T&E of LTSs is challenging for several reasons:
i) Many systems work in a “networked” fashion. That is, several devices would have to
communicate with each other in order to estimate the location(s) of one or more such devices. Therefore,
the LTS performance is affected by how these devices are situated with respect to each other, i.e. by the
network topology.
ii) The physical environment in which the devices are situated affects communications between
them and functionalities such as ranging or estimating direction of another device and hence LTS
performance.

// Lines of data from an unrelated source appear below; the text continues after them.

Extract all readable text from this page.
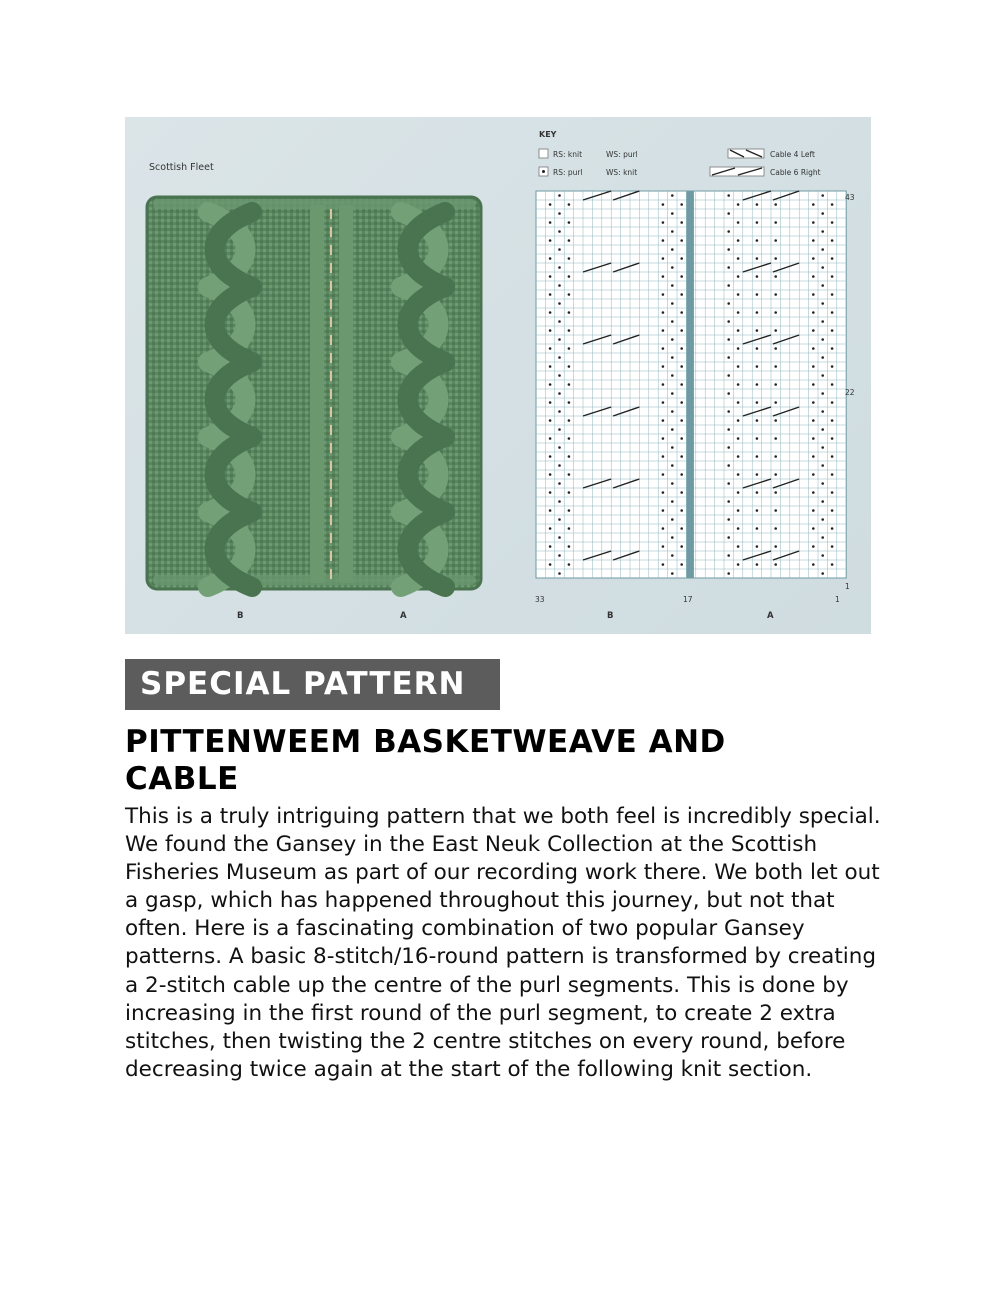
Scottish Fleet
B	A
KEY
RS: knit	WS: purl
RS: purl	WS: knit
Cable 4 Left
Cable 6 Right
43
22
1
33	17	1
B	A
SPECIAL PATTERN
PITTENWEEM BASKETWEAVE AND CABLE

This is a truly intriguing pattern that we both feel is incredibly special. We found the Gansey in the East Neuk Collection at the Scottish Fisheries Museum as part of our recording work there. We both let out a gasp, which has happened throughout this journey, but not that often. Here is a fascinating combination of two popular Gansey patterns. A basic 8-stitch/16-round pattern is transformed by creating a 2-stitch cable up the centre of the purl segments. This is done by increasing in the first round of the purl segment, to create 2 extra stitches, then twisting the 2 centre stitches on every round, before decreasing twice again at the start of the following knit section.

For example, Radio Frequency (RF) communications in a single-family house with a
wooden structure is very different from that in a large high-rise building with a steel and concrete
structure.
iii) Even though it is best to take a “black-box” approach to LTS T&E, one needs to be cognizant of
the failure modes of various location sensors (such as Global Positioning System (GPS), RF ranging, RF
direction of arrival estimation, accelerometer, gyroscope, and altimeter) that “might” be used in an LTS
in order to design a comprehensive T&E procedure.
Yet another difficulty of a different nature is that some systems rely on the availability of a networking
infrastructure, such as a Wi-Fi network, or other devices, such as Radio Frequency IDentification
(RFID) or Real Time Locating System (RTLS) tags, to facilitate localization and tracking in a building or
structure. Some allow deployment of such devices – sometimes called “breadcrumbs” – as users enter a
building. Other systems are designed to function based on the assumption that they cannot get any help
with localization and tracking from the building and breadcrumb deployment is not allowed. Therefore,
the T&E procedure has to account for these possibilities or classes of LTSs.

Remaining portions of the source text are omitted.